Glycine and valine are amino acids and when connected, the bond connecting them is called a peptide bond. Amino acids are so called because of the presence of a carboxylic acid group, COOH, and an amine group, NH2. Each amino acid is distinguished by the side chains attached to them. (I have included the structures of glycine, valine, and the glycine-valine dipeptide. As you can see, glycine has H as a side chain, while valine has a more complicated group, CH(CH3)CH3.) The peptide bond connects amino acids together via the carboxylic acid group of one, and the amine group of the other. Formation of a peptide bond is a type of a condensation reaction, one which produces water as a by-product.
Below is a simplified reaction of two amino acids with side chains R1 and R2:
H2N-CHR1-COOH + H2N-CHR2-COOH
R1 can be H if the first amino acid is glycine, and R2 is CH(CH3)CH3 if the second is valine. The peptide bond forms via condensation of the two amino acids, where water is formed from the OH group of the first amino acid and an H from the amine group of the second:
H2N-CHR1-CO-HN-CHR2-COOH (first amino acid in bold)

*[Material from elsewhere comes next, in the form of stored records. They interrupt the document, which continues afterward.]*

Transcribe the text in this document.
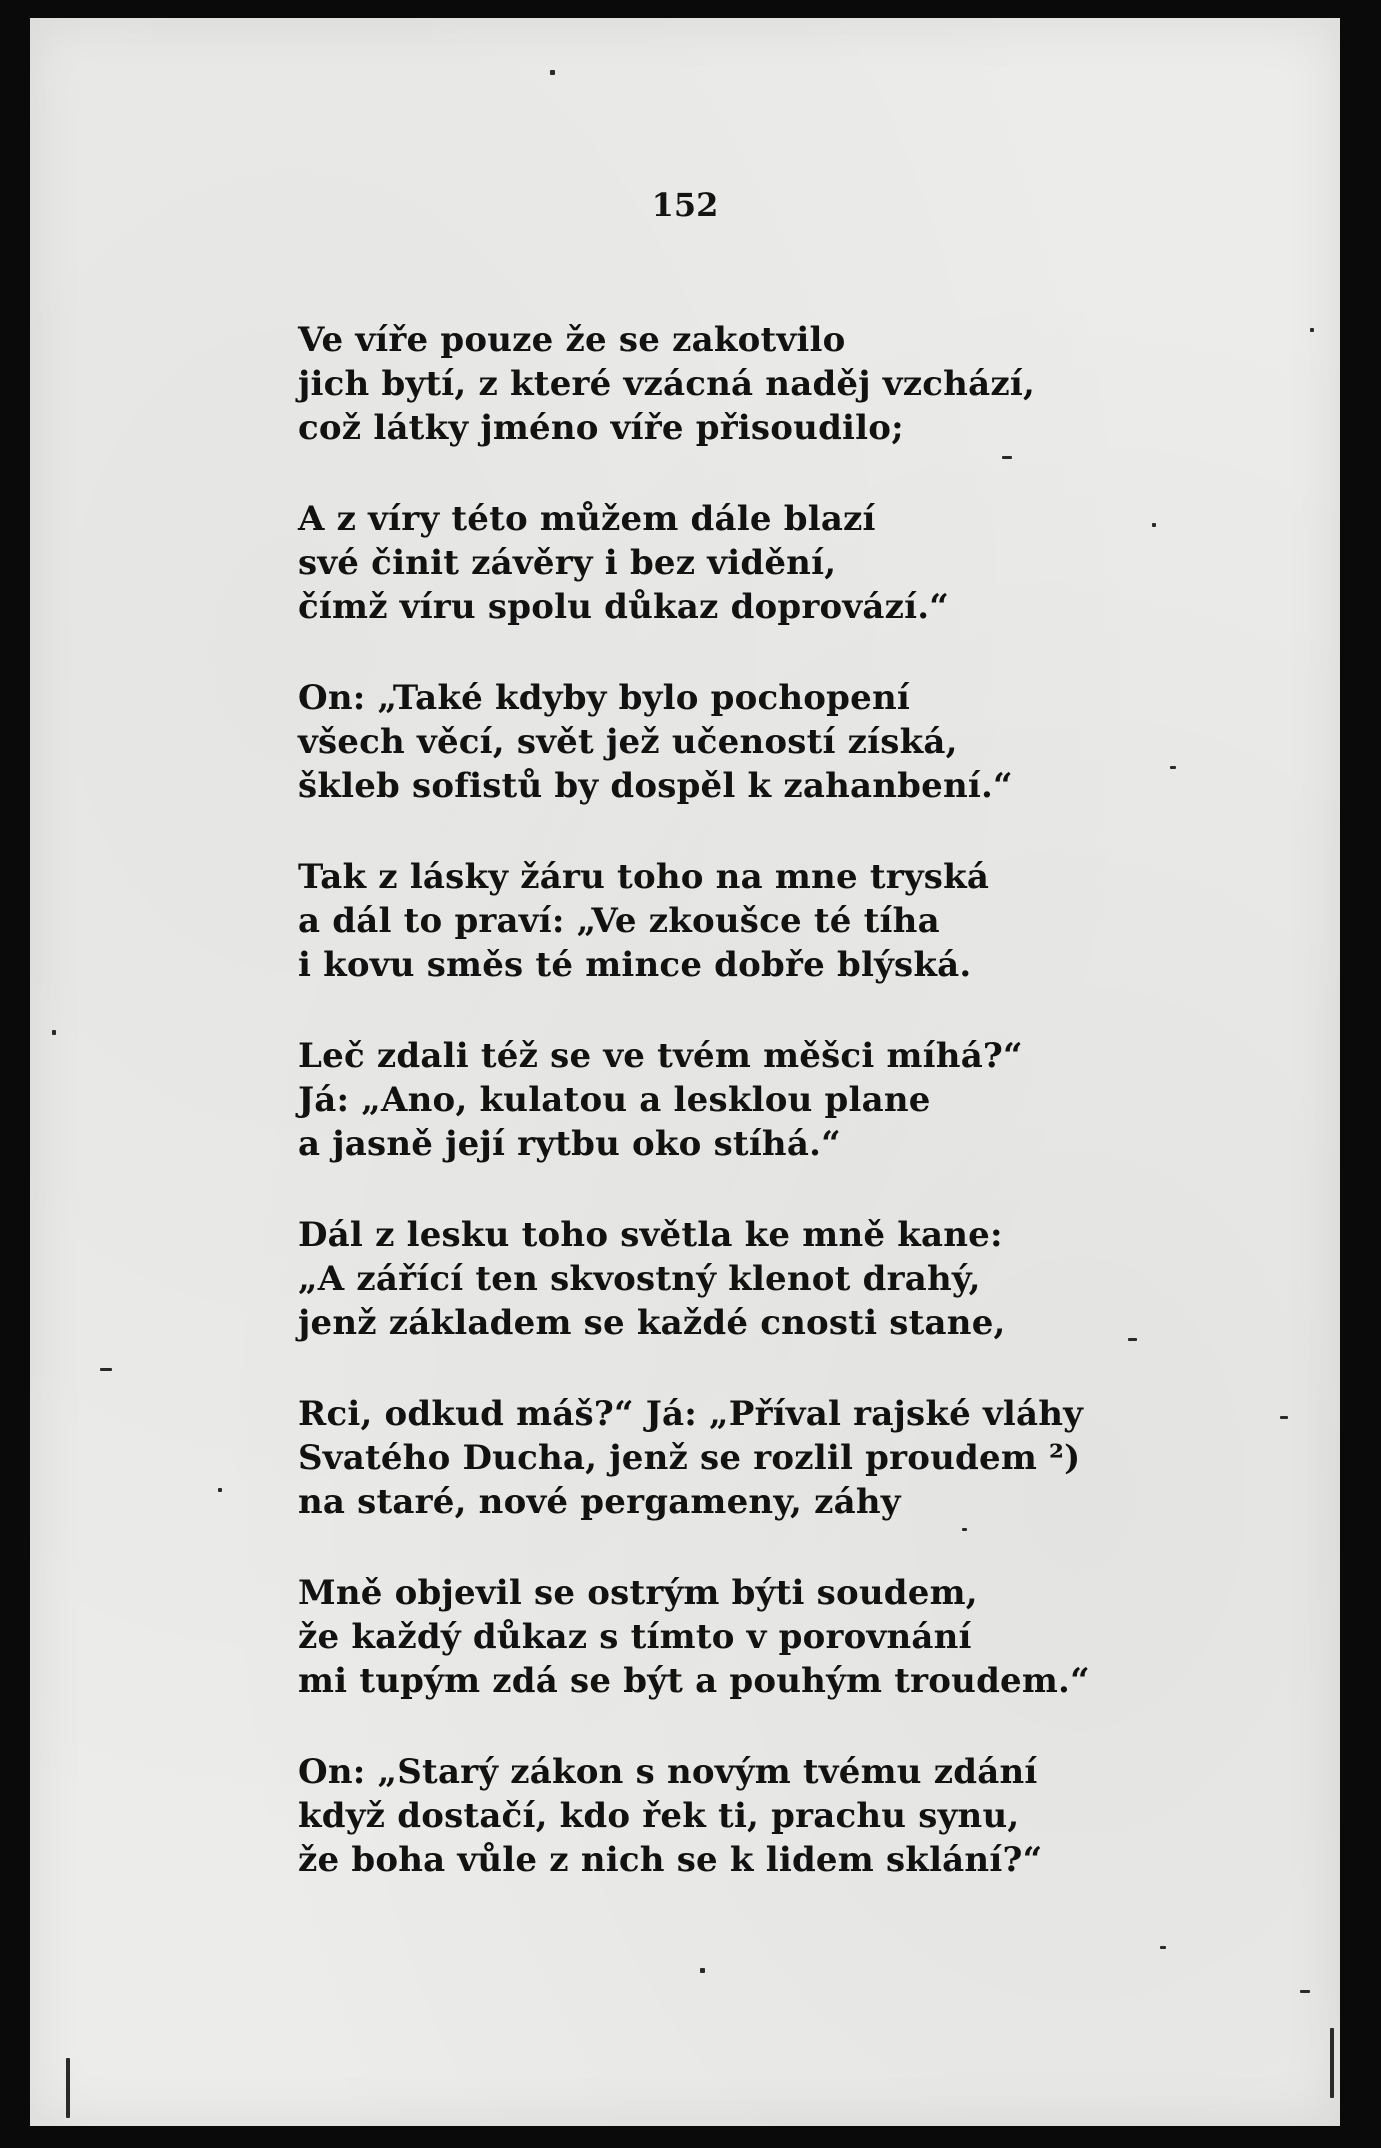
152
Ve víře pouze že se zakotvilo
jich bytí, z které vzácná naděj vzchází,
což látky jméno víře přisoudilo;
A z víry této můžem dále blazí
své činit závěry i bez vidění,
čímž víru spolu důkaz doprovází.“
On: „Také kdyby bylo pochopení
všech věcí, svět jež učeností získá,
škleb sofistů by dospěl k zahanbení.“
Tak z lásky žáru toho na mne tryská
a dál to praví: „Ve zkoušce té tíha
i kovu směs té mince dobře blýská.
Leč zdali též se ve tvém měšci míhá?“
Já: „Ano, kulatou a lesklou plane
a jasně její rytbu oko stíhá.“
Dál z lesku toho světla ke mně kane:
„A zářící ten skvostný klenot drahý,
jenž základem se každé cnosti stane,
Rci, odkud máš?“ Já: „Příval rajské vláhy
Svatého Ducha, jenž se rozlil proudem ²)
na staré, nové pergameny, záhy
Mně objevil se ostrým býti soudem,
že každý důkaz s tímto v porovnání
mi tupým zdá se být a pouhým troudem.“
On: „Starý zákon s novým tvému zdání
když dostačí, kdo řek ti, prachu synu,
že boha vůle z nich se k lidem sklání?“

As can be seen in this simplified reaction and the attached image, the peptide bond is formed between the carbon of the carboxylic acid of amino acid 1 and the nitrogen of the amine group of amino acid 2.
Functional groups present are, as already mentioned, carboxylic group (COOH) and amine group (NH2) from the amino acids. The resulting molecule from the formation of the peptide bond is an amide (RC(=O)NR, see attachment for other forms of amides).
By convention, polypeptides are written and drawn from the N-terminal (amine group of first amino acid) to the C-terminal (carboxylic group of the last amino acid).